Essentially Maverick & Glastonbury are the same thing – a music festival on a farm organized and run by passionate people. Maverick’s advantage is its size and ability to be flexible. I have little doubt that organiser Paul Spencer would be delighted to his see ticket sales match those at Worthy Farm but if they did Maverick wouldn’t be Maverick.

At a virtual Grapevine meeting this week, before the announcements, I dared to suggest that we will need to prepare ourselves for a very different type of festival in the future. I doubt that the big arena style events will be viable or safe. Talk to any Health & Safety Manager and they will tell you that you can conduct the most stringent assessments, mitigate against the most ridiculous scenarios and put up as many signs and instructions as you like – but the minute you add people to the mix anything can happen!

Smaller festivals are more flexible, easier to manage and these I see as the way forward.

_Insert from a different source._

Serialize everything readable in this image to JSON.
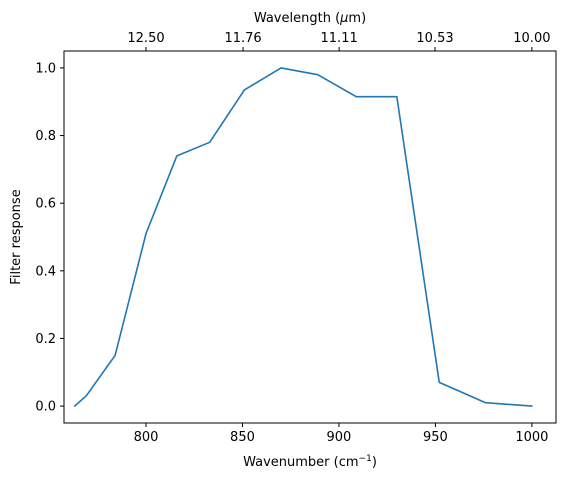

FolkEast last year proved that it is perfectly possible to get 200 people together safely to enjoy live music. Would the setup they created in their paddock work on a larger scale on the Glemham Estate? I think it could, it would be a different experience, but it could work.

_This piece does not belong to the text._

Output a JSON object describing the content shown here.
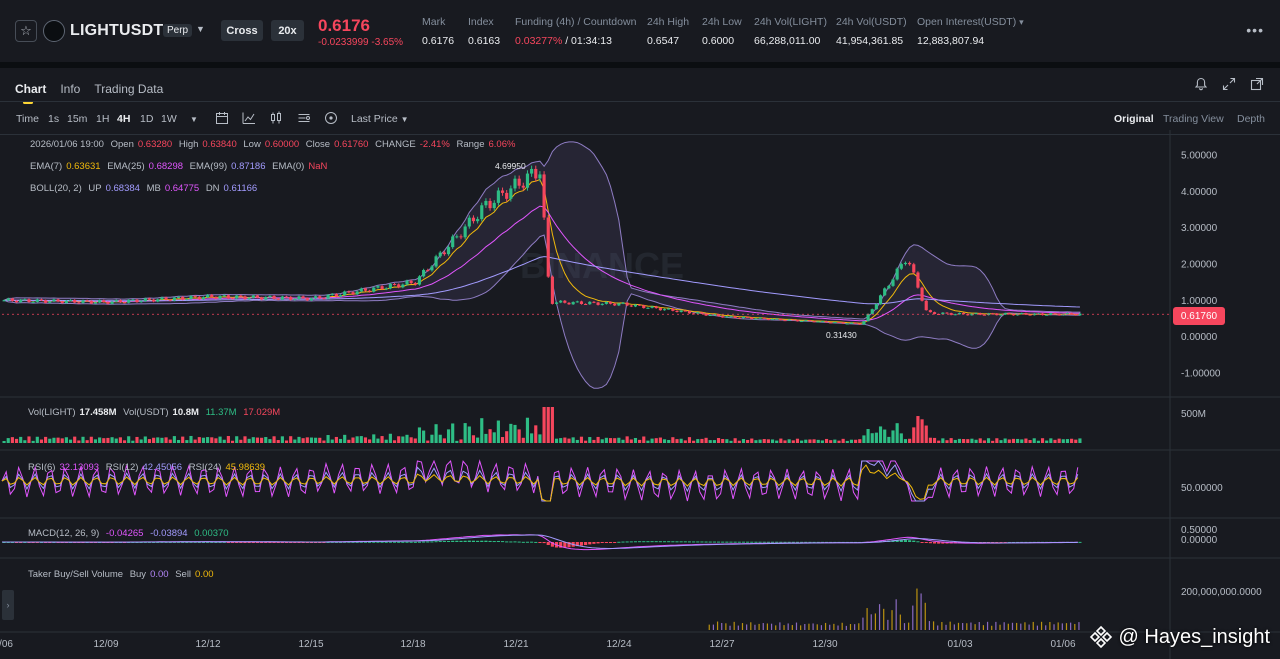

The other reason I think the mega festivals may have had their day, at least for now, is live streaming. A year ago, live streaming was far from mainstream, by March everyone was doing it. [Grapevine now has its own Virtual Gig Guide.]

Live streaming became a growing cottage industry with gigs from front rooms, kitchens and even bathrooms (better reverb apparently!). Without doubt some live streams were better technically than others. The industry was watching, the industry was learning. In November last year we got ‘Studio 2054’, Dua Lipa’s livestream gig supporting her second studio album.

It is estimated that the production costs for this live stream were in the region of $1.5 million. Featured guests included Elton John, Kylie Minogue and Miley Cyrus. The stream was seen by an estimated five million people with tickets costing just $10. According to Lipa’s management company co-CEO, Ben Mawson the venture was profitable. More telling was his comment that “Lipa will do another livestream in the future regardless if in-person shows come back first”.

Logistically it is far easier to arrange a live stream – on a very basic level you don’t have to deal with portable toilets, waste disposal and licensing – if live streaming gigs can be made profitable, they will happen.

However, don’t let me put you off buying your 2021 festival tickets. I have no doubt that the smaller, more flexible ones will happen. I suspect, like Maverick, dates will drift towards later in 2021. Our experiences will be different – I like different, without it you never get to experience new things.

Are professionally produced live streams the future?